Marka; bir işletmenin mal veya hizmetlerini bir başka işletmenin mal veya hizmetlerden ayırt etmeyi sağlaması koşuluyla her türlü işaretlerdir. Özetle, bir markanın amacı diğer işletmelerden ayrılmasını sağlamaktır. İşletmeler markalarının 3. kişiler tarafından haksız kazanç elde edilmesi amacıyla kullanımını engellemek için markalarını tescil ettirirler. Bu durum özellikle ekonomik değeri ve tanınırlığı yüksek markalar için önemli bir durumdur. Tescil ettirilen markalar ‘’ülkesellik prensibi’’ gereğince tescil ettirildikleri ülkelerde korunurlar. Sınai Mülkiyet Kanunu’nda adı geçen Paris Anlaşması’na tescil edilen markalar ülkesellik prensibinin istisnasını oluşturur. Markanın tanınmışlığı arttıkça bu koruma alanı da artar. Tanınmış marka kavramının tanımı ve kriterleri ne 556 Sayılı KHK’de ne de taraf olduğumuz tanınmış markalarla ilgili uluslararası anlaşmalarda gösterilmemiştir. Konuyla ilgili tanım doktrin ve mahkeme içtihatlarınca belirlenmeye çalışılmıştır. 13.03.1998 gün ve 5647/1704 sayılı bir kararda “bir kişi veya teşebbüse sıkı sıkıya bağlı, garanti, kalite, kuvvetli reklam ve yaygın dağıtım içeren, müşteri, akraba, dost ve düşman aynımı yapılmaksızın, coğrafi sınır, kültür ve yaş farkı gözetilmeksizin aynı çevredeki insanlar tarafından refleks halinde ortaya çıkan bir çağrışımdır” şeklinde bir tanımlama getirmiştir. Bu kriterlere sahip markalar sıradan markalara göre sadece tescil edildiği sınıf kapsamında korumadan değil daha geniş bir alanda korumadan yararlanırlar.

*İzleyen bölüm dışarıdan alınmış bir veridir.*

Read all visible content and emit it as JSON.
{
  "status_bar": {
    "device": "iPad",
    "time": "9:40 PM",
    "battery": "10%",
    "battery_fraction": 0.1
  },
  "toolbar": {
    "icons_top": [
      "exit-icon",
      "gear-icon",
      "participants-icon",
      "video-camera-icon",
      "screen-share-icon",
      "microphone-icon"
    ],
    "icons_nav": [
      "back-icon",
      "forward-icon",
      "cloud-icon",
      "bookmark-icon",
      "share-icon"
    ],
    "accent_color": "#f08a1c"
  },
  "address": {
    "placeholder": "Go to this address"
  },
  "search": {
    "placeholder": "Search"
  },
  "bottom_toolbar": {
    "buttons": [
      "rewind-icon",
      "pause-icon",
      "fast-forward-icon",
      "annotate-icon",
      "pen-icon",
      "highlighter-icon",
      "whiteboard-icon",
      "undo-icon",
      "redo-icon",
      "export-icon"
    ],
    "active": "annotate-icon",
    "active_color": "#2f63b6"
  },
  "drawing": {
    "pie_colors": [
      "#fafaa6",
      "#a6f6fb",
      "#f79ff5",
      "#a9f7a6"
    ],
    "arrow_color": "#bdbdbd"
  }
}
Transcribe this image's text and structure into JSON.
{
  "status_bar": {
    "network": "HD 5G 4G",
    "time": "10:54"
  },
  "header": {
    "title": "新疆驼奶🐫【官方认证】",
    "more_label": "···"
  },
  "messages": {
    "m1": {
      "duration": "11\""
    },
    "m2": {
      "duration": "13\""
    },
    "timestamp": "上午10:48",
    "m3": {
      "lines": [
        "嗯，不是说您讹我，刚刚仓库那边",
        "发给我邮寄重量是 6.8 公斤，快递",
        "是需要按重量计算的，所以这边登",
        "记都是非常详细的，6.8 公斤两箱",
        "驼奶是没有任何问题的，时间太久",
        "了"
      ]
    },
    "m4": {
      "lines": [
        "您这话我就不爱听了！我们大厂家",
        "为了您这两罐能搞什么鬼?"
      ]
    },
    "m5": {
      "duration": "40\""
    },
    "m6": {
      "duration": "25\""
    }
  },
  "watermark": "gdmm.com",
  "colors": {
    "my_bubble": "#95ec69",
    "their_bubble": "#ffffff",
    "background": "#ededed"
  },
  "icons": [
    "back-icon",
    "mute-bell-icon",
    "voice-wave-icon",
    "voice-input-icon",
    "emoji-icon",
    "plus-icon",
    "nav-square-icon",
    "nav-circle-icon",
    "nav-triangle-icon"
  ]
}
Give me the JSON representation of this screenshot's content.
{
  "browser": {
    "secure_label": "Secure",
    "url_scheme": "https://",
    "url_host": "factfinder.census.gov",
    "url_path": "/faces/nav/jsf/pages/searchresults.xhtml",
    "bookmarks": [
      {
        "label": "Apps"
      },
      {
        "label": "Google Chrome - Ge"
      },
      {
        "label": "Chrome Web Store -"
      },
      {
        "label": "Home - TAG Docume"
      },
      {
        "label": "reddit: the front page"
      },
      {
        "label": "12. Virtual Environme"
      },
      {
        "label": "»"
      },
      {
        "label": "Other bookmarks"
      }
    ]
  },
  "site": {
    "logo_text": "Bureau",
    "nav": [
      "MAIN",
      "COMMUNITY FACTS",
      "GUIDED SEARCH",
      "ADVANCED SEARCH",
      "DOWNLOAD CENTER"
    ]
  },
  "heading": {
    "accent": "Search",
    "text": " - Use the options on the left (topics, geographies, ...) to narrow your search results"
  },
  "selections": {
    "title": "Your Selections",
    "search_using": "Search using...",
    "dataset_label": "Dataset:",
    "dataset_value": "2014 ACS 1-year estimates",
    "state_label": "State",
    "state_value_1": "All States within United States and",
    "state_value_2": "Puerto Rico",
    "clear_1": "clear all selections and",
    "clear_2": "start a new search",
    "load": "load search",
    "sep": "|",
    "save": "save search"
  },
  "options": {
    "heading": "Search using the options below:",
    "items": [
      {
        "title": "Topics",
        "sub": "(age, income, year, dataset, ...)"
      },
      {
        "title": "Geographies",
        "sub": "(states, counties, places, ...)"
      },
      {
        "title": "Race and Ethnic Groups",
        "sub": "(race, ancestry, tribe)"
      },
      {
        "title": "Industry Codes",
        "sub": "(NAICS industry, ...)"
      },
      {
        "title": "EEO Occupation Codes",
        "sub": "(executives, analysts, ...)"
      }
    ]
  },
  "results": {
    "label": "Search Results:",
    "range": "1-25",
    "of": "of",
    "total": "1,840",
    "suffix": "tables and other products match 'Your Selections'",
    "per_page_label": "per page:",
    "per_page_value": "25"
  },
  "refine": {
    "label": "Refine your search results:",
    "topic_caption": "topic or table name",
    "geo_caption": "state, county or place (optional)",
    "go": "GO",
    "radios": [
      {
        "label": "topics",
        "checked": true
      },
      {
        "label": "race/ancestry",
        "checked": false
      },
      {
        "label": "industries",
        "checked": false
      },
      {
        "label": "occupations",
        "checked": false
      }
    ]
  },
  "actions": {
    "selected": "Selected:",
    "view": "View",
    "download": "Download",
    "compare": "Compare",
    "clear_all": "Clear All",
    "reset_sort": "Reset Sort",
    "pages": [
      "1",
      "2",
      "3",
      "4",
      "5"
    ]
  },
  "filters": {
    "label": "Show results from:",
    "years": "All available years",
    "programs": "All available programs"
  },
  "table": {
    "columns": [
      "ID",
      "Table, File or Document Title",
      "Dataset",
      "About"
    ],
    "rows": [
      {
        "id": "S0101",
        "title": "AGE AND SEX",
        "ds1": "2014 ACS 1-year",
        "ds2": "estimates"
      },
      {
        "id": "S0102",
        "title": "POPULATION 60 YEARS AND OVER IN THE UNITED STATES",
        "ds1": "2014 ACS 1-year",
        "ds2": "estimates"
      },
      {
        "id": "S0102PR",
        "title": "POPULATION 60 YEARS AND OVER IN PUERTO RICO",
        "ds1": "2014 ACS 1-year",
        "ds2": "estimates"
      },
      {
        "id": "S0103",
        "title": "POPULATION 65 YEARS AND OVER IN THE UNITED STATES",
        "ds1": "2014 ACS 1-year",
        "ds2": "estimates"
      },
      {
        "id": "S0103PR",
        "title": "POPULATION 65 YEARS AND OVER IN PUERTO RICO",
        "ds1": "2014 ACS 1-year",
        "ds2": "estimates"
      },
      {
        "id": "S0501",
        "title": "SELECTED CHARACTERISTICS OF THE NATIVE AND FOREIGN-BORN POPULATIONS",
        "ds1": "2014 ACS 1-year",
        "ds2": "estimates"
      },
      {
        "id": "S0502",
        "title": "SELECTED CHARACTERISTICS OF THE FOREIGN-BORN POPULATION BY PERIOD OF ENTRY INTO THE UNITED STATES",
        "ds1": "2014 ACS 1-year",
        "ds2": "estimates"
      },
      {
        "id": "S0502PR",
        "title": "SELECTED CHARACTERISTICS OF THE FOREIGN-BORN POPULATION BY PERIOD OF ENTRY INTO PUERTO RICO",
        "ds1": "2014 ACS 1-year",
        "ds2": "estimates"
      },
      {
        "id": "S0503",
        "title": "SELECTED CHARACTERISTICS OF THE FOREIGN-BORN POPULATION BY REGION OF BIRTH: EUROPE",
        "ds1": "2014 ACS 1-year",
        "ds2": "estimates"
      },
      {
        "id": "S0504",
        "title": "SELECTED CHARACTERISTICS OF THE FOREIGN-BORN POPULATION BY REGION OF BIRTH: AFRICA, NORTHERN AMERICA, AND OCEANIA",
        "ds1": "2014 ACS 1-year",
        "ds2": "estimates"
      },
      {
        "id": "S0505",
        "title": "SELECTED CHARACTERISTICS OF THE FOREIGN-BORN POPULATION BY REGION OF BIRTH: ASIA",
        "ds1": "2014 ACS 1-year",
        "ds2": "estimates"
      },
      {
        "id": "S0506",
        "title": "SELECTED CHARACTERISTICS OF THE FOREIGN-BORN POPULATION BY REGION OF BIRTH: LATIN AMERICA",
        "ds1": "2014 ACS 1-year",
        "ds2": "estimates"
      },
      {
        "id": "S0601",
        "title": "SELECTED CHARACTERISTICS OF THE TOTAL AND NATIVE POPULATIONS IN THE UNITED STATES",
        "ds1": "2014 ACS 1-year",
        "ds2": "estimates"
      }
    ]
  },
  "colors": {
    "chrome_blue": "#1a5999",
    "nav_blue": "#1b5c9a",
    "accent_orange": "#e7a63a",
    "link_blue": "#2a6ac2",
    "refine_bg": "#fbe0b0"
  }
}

Fikri Mülkiyet Dünya Örgütü markanın tanınırlığı ile ilgili yapılacak incelemede; ilgili sektörde markanın tanınma derecesi; markanın süre, yaygınlık, coğrafi alan itibarıyla her türlü kullanımı; markayla ilgili yapılan reklâmlar, tanıtımlar, markanın tescillleri ve tescil başvuruları, marka haklarında yapılan yaptırımlar yani markanın korunması için açılan davalar veya markanın benzerini tescil teşebbüslerine karşı yapılan itirazlar, yetkili makamlar tarafından markanın tanınmış marka olarak kabulü, markanın ekonomik değeri gibi unsurlara dikkat edilebileceğini belirtmiştir.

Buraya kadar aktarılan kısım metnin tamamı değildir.